Thursday, May 05, 2005

The Law/Gospel Contrast & Worship

A most basic principle of hermenuetics is the Law/Gospel contrast. The Law/Gospel contrast is primary to Reformed theology and vital to a proper interpretation and application of the Bible. In our day, there is a radical shift in thinking about the Law/Gospel contrast among supposedly "reformed" scholars and teachers. While this radical shift is largely due to a desire to combat antinomianism (lit. anti-lawism), which is rampent in modern evangelicalism, the shift itself is radically antinomian. While desiring to enforce the Law, the modern, so-called "reformed" teachers and scholars have actually lowered it and are destroying it.

By denying the Law/Gospel contrast, the new teaching equates them. Thus if the Law is going to be "good news" or Gospel, it must be do-able. Thus the high standard and terror of the Law is lowered and it is redefined to be requiring something closer to good intentions, rather than actual perfection. Not only does this new, low view of the Law ultimately destroy the Gospel, it necessarily must infect and change worship practice.
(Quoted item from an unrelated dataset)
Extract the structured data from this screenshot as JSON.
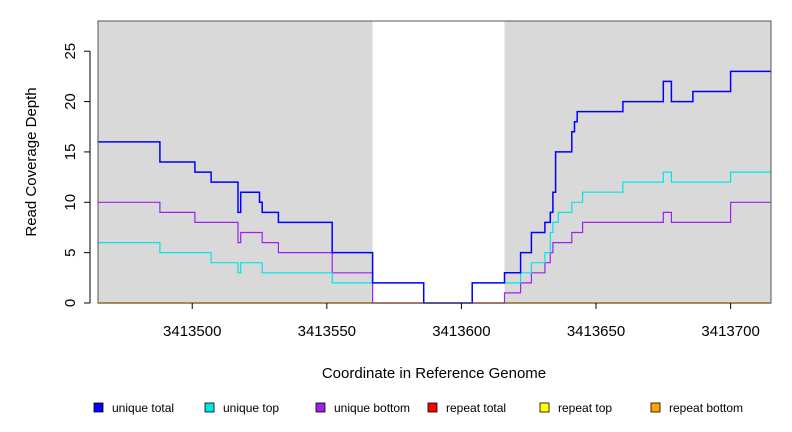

What a person believes concerning his salvation will determine how he views worship.

If salvation is by grace alone, through faith alone, in Christ alone, then worship, which is glorying in our redemption, will necessarily be confined to that which God alone has called for. In other words, those who believe that they have not contributed to their salvation, will also not seek to contribute to the worship of God. Worship parallels the Gospel in this regard.

With this introduction, notice how Calvin draws these two issues together as well and shows how the logical outworking of a faulty understanding of the Law necessarily results in a faulty understanding of worship:

"Since men have turned aside from pure and holy obedience to God, they have discovered that good intention was sufficient to approve everything. This was to open the door to all superstitions. It has been the origin of the worship of images, the purchase of masses, the filling of churches with pomp and parade, the running about on pilgrimages, the making of vows by each at his own hand. But the abyss here is so profound that it is enough for us to have touched on some examples. So far is it from being permitted to honour God by human inventions, that there would be no firmness nor certainty, neither bottom nor shore in religion: everything would go to wreck, and Christianity differ in nothing from the idolatries of the heathen."